B cells may play regulatory roles in multiple sclerosis (MS) patients and experimental autoimmune encephalomyelitis (EAE) mice. Recently, B cell development was revealed to occur in the meninges, inducing B cell tolerance toward central nervous system (CNS) antigens. Our group recently showed that neuroinflammation in EAE induces an immune regulatory niche at the cribriform plate (CP) meningeal lymphatics. Here we characterize the phenotype and regulatory function of B cells at the CP in a mouse model of CNS autoimmunity.

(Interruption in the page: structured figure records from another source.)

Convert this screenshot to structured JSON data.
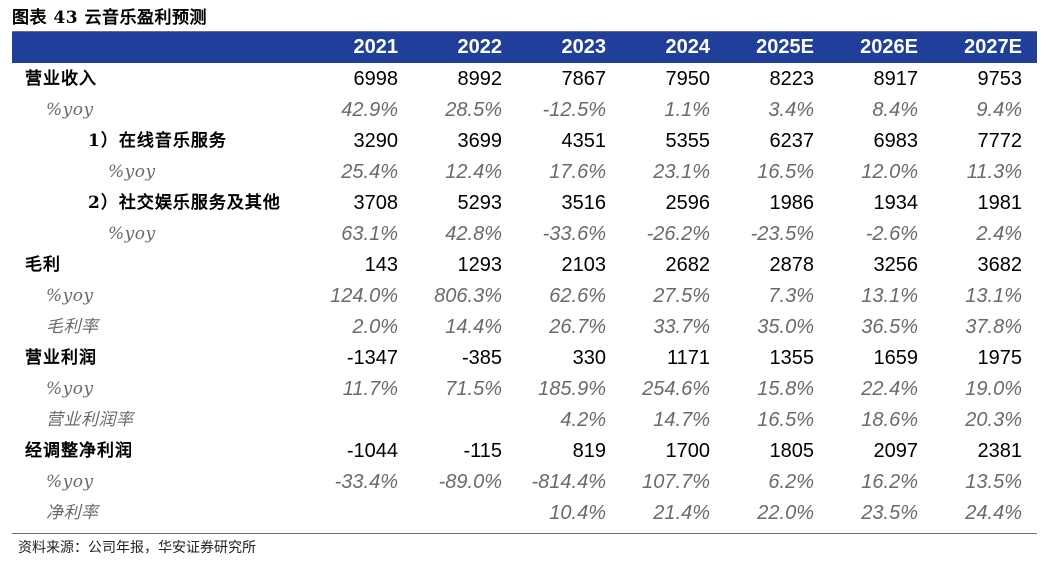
{
  "title": "图表 43 云音乐盈利预测",
  "years": [
    "2021",
    "2022",
    "2023",
    "2024",
    "2025E",
    "2026E",
    "2027E"
  ],
  "rows": [
    {
      "label": "营业收入",
      "style": "main",
      "indent": 0,
      "values": [
        "6998",
        "8992",
        "7867",
        "7950",
        "8223",
        "8917",
        "9753"
      ]
    },
    {
      "label": "%yoy",
      "style": "sub",
      "indent": 2,
      "values": [
        "42.9%",
        "28.5%",
        "-12.5%",
        "1.1%",
        "3.4%",
        "8.4%",
        "9.4%"
      ]
    },
    {
      "label": "1）在线音乐服务",
      "style": "main",
      "indent": 1,
      "values": [
        "3290",
        "3699",
        "4351",
        "5355",
        "6237",
        "6983",
        "7772"
      ]
    },
    {
      "label": "%yoy",
      "style": "sub",
      "indent": 3,
      "values": [
        "25.4%",
        "12.4%",
        "17.6%",
        "23.1%",
        "16.5%",
        "12.0%",
        "11.3%"
      ]
    },
    {
      "label": "2）社交娱乐服务及其他",
      "style": "main",
      "indent": 1,
      "values": [
        "3708",
        "5293",
        "3516",
        "2596",
        "1986",
        "1934",
        "1981"
      ]
    },
    {
      "label": "%yoy",
      "style": "sub",
      "indent": 3,
      "values": [
        "63.1%",
        "42.8%",
        "-33.6%",
        "-26.2%",
        "-23.5%",
        "-2.6%",
        "2.4%"
      ]
    },
    {
      "label": "毛利",
      "style": "main",
      "indent": 0,
      "values": [
        "143",
        "1293",
        "2103",
        "2682",
        "2878",
        "3256",
        "3682"
      ]
    },
    {
      "label": "%yoy",
      "style": "sub",
      "indent": 2,
      "values": [
        "124.0%",
        "806.3%",
        "62.6%",
        "27.5%",
        "7.3%",
        "13.1%",
        "13.1%"
      ]
    },
    {
      "label": "毛利率",
      "style": "sub",
      "indent": 2,
      "values": [
        "2.0%",
        "14.4%",
        "26.7%",
        "33.7%",
        "35.0%",
        "36.5%",
        "37.8%"
      ]
    },
    {
      "label": "营业利润",
      "style": "main",
      "indent": 0,
      "values": [
        "-1347",
        "-385",
        "330",
        "1171",
        "1355",
        "1659",
        "1975"
      ]
    },
    {
      "label": "%yoy",
      "style": "sub",
      "indent": 2,
      "values": [
        "11.7%",
        "71.5%",
        "185.9%",
        "254.6%",
        "15.8%",
        "22.4%",
        "19.0%"
      ]
    },
    {
      "label": "营业利润率",
      "style": "sub",
      "indent": 2,
      "values": [
        "",
        "",
        "4.2%",
        "14.7%",
        "16.5%",
        "18.6%",
        "20.3%"
      ]
    },
    {
      "label": "经调整净利润",
      "style": "main",
      "indent": 0,
      "values": [
        "-1044",
        "-115",
        "819",
        "1700",
        "1805",
        "2097",
        "2381"
      ]
    },
    {
      "label": "%yoy",
      "style": "sub",
      "indent": 2,
      "values": [
        "-33.4%",
        "-89.0%",
        "-814.4%",
        "107.7%",
        "6.2%",
        "16.2%",
        "13.5%"
      ]
    },
    {
      "label": "净利率",
      "style": "sub",
      "indent": 2,
      "values": [
        "",
        "",
        "10.4%",
        "21.4%",
        "22.0%",
        "23.5%",
        "24.4%"
      ]
    }
  ],
  "source": "资料来源：公司年报，华安证券研究所",
  "colors": {
    "header_bg": "#1f3f9b",
    "header_text": "#ffffff",
    "sub_text": "#6a6a6a"
  }
}
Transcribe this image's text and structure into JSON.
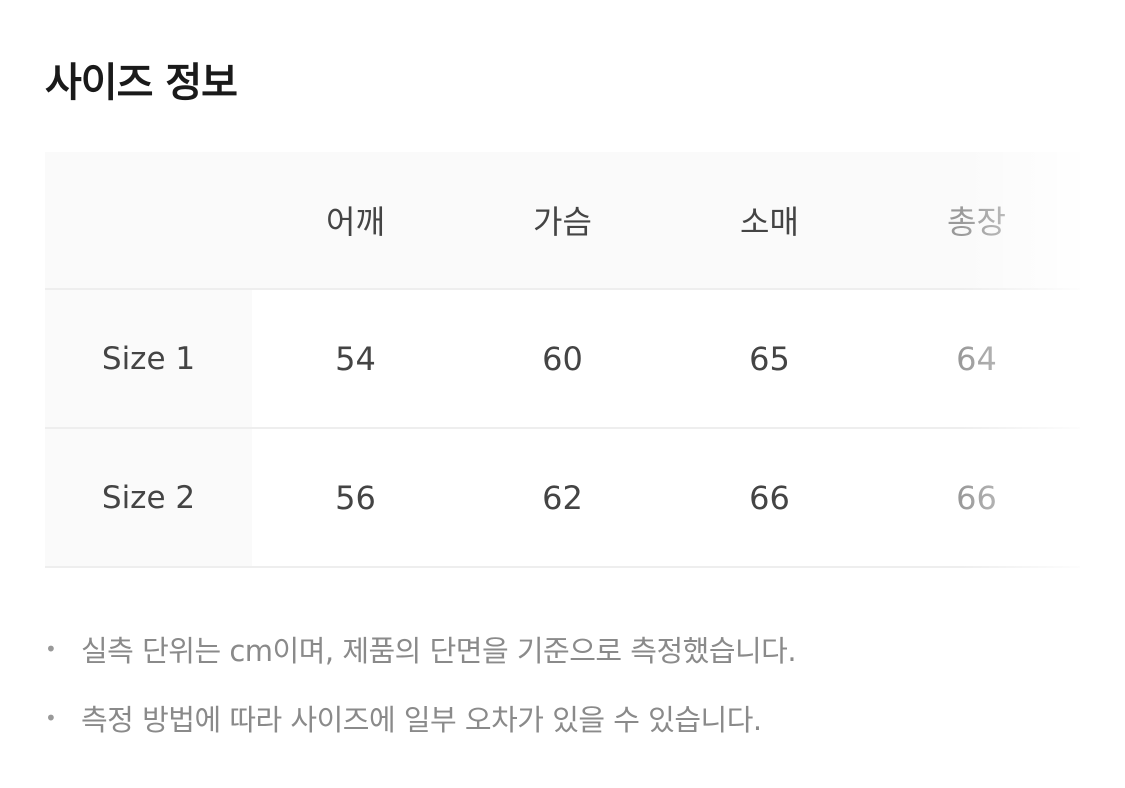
{
  "title": "사이즈 정보",
  "table": {
    "columns": [
      "어깨",
      "가슴",
      "소매",
      "총장"
    ],
    "rows": [
      {
        "label": "Size 1",
        "values": [
          "54",
          "60",
          "65",
          "64"
        ]
      },
      {
        "label": "Size 2",
        "values": [
          "56",
          "62",
          "66",
          "66"
        ]
      }
    ]
  },
  "notes": [
    "실측 단위는 cm이며, 제품의 단면을 기준으로 측정했습니다.",
    "측정 방법에 따라 사이즈에 일부 오차가 있을 수 있습니다."
  ],
  "bullet": "•"
}
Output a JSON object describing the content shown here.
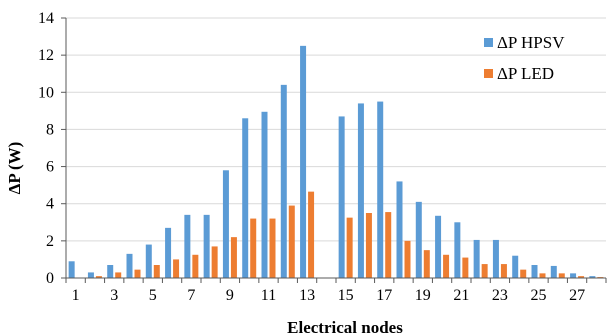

Using immunohistochemistry and cytofluorimetry, we found that the number of B cells increases during EAE at the CP niche. The majority of B cells form doublets, triplets and larger aggregates with dendritic cells (DC) at the CP. Single-cell RNA-sequencing of DC-interactor B cells showed that B cells undergo maturation at the CP. We identified upregulated genes indicative of different maturation stages characteristic of common lymphoid progenitors (Ly6D), early pro-B cells (Vpreb3, FOXO1), immature (BAFF-R) and mature (CD20) B cells. MetaScape analysis confirmed that B cells differentiate and become activated at the CP. We hypothesize that interaction with B cells induces a tolerogenic state in DCs, promoting the B cell-driven regulation of CNS autoimmunity.

In conclusion, we propose that B cells contribute to the formation of the CP immunoregulatory niche. This holds promise in elucidating potential implications of B cell immunomodulatory therapies in MS.